Tuesday, April 25, 2017


Published by Quercus, 2014. Paperback, 406 pgs
Goodreads Description

         Particularly upsetting in Donald Trump's America, I feel he would love implementing parts of this story in our country. It's terrifying in it's implications, and feels eerily plausible. If you found Margaret Atwood's The Handmaid's Tale bothersome, this is the Young Adult version. O'Neill somehow manages a similar premise while making a wholly redesigned world. That is no small feat, as Atwood's book is iconic, and the temptation would be strong to cherrypick details here and there. That was most impressive. While I wouldn't want to visit any dystopia, this wins the worst....think I'd even take my chances in The Hunger Games....at least there's a small chance of viable life. 

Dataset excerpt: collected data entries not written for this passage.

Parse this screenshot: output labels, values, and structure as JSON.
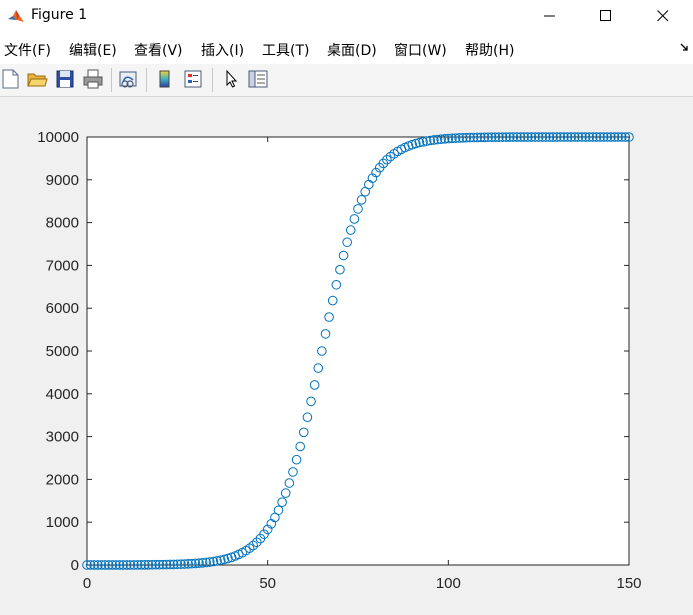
{
  "window": {
    "title": "Figure 1",
    "icon": "matlab-logo-icon",
    "controls": [
      "minimize-icon",
      "maximize-icon",
      "close-icon"
    ]
  },
  "menu": {
    "items": [
      "文件(F)",
      "编辑(E)",
      "查看(V)",
      "插入(I)",
      "工具(T)",
      "桌面(D)",
      "窗口(W)",
      "帮助(H)"
    ],
    "overflow_icon": "dock-arrow-icon"
  },
  "toolbar": {
    "icons": [
      "new-figure-icon",
      "open-file-icon",
      "save-icon",
      "print-icon",
      "link-plot-icon",
      "insert-colorbar-icon",
      "insert-legend-icon",
      "edit-plot-arrow-icon",
      "property-inspector-icon"
    ]
  },
  "colors": {
    "marker": "#0072BD",
    "axes": "#262626",
    "figure_bg": "#f0f0f0",
    "axes_bg": "#ffffff"
  },
  "chart_data": {
    "type": "scatter",
    "marker": "circle-open",
    "title": "",
    "xlabel": "",
    "ylabel": "",
    "xlim": [
      0,
      150
    ],
    "ylim": [
      0,
      10000
    ],
    "xticks": [
      0,
      50,
      100,
      150
    ],
    "yticks": [
      0,
      1000,
      2000,
      3000,
      4000,
      5000,
      6000,
      7000,
      8000,
      9000,
      10000
    ],
    "grid": false,
    "series": [
      {
        "model": "logistic",
        "x_start": 0,
        "x_end": 150,
        "x_step": 1,
        "capacity": 10000,
        "midpoint_x": 65,
        "growth_rate": 0.16,
        "sample_points": [
          [
            20,
            7
          ],
          [
            40,
            418
          ],
          [
            50,
            1162
          ],
          [
            60,
            3100
          ],
          [
            65,
            5000
          ],
          [
            70,
            6900
          ],
          [
            80,
            9162
          ],
          [
            90,
            9820
          ],
          [
            100,
            9960
          ],
          [
            150,
            10000
          ]
        ]
      }
    ]
  }
}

       I was more sickened by this novel than Atwood's. The male chauvinism is a given, but the depths which the females undercut and manipulate each other, instead of banding together in any form of solidarity, was heartbreaking. While teenage gossip and bullying is common in our real world, the relentlessness in this story was draining, and acutely made me feel the broken spirit of these "designed" girls. All of O'Neill's cover designs for this book are perfect. 

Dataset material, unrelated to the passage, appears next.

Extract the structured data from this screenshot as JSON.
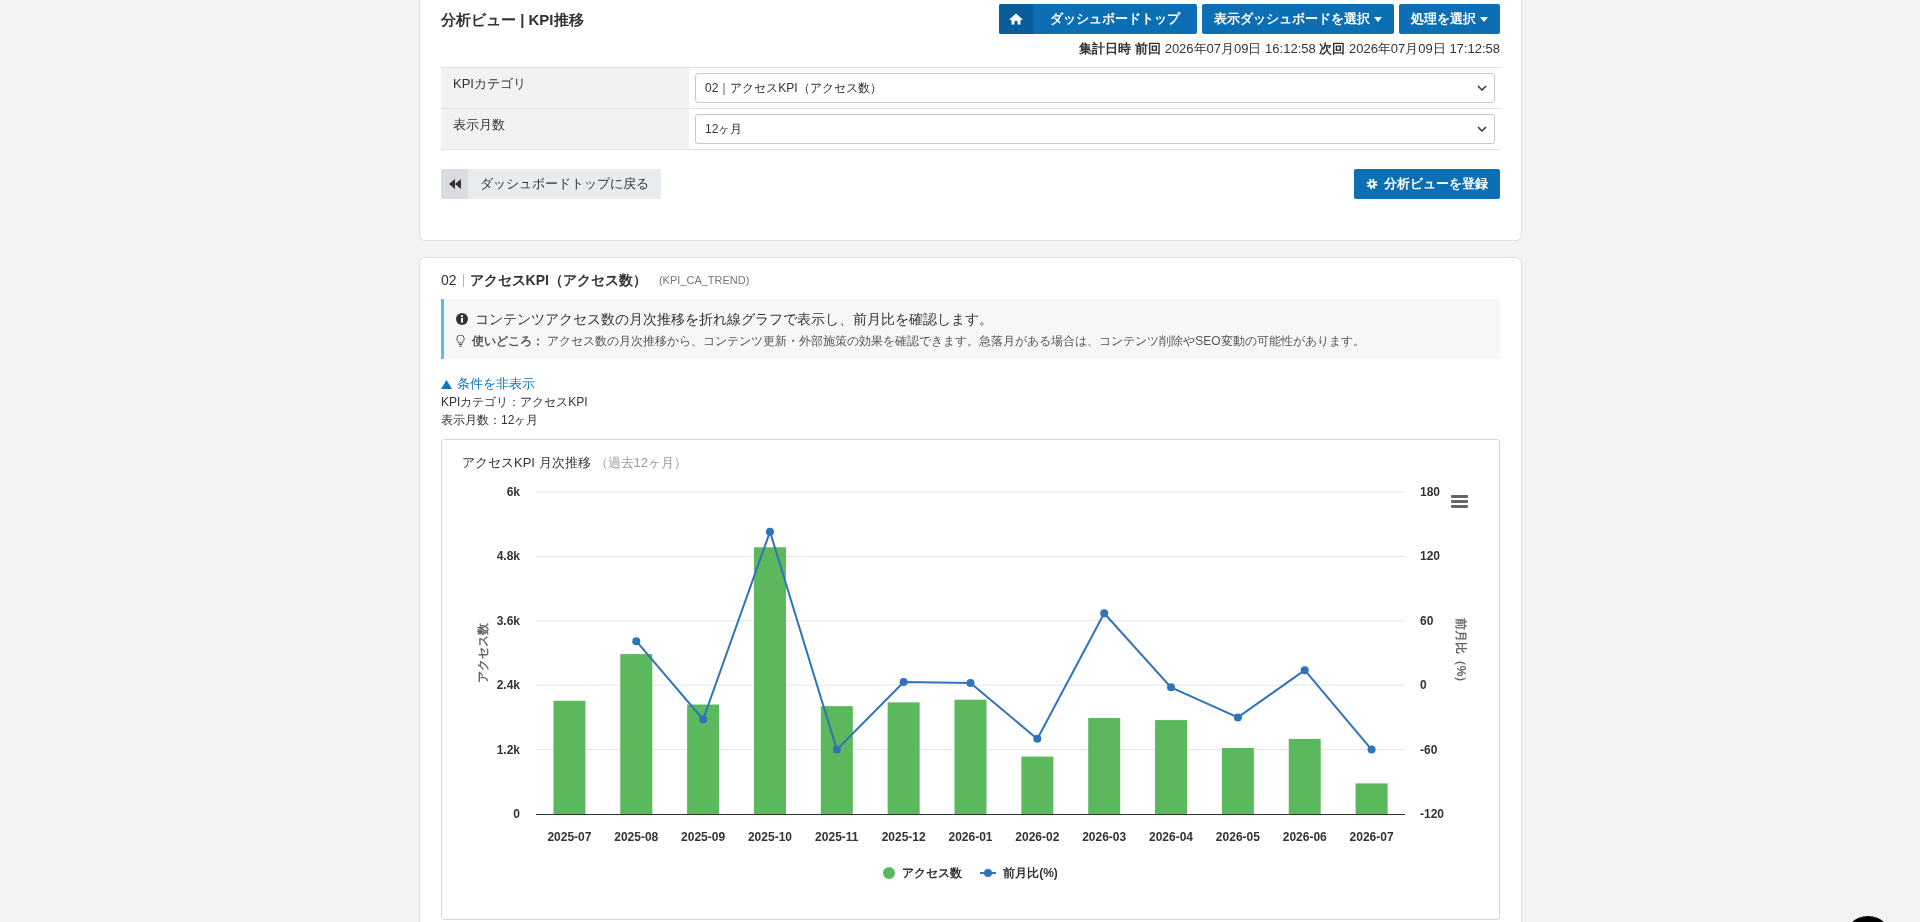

     The gruesome tone was particularly set by the ominous countdown to the "Ceremony" where each Eve is assigned their lifetime role as one of three, all-terrible options. References to Organized Recreation, their sleeping arrangements, Expiration date, and drug use added richness to an already horrifying world. I was able to see where the ending was headed, and was proud of O'Neill for sticking to the tone of the story instead of adding a bubble gum ending.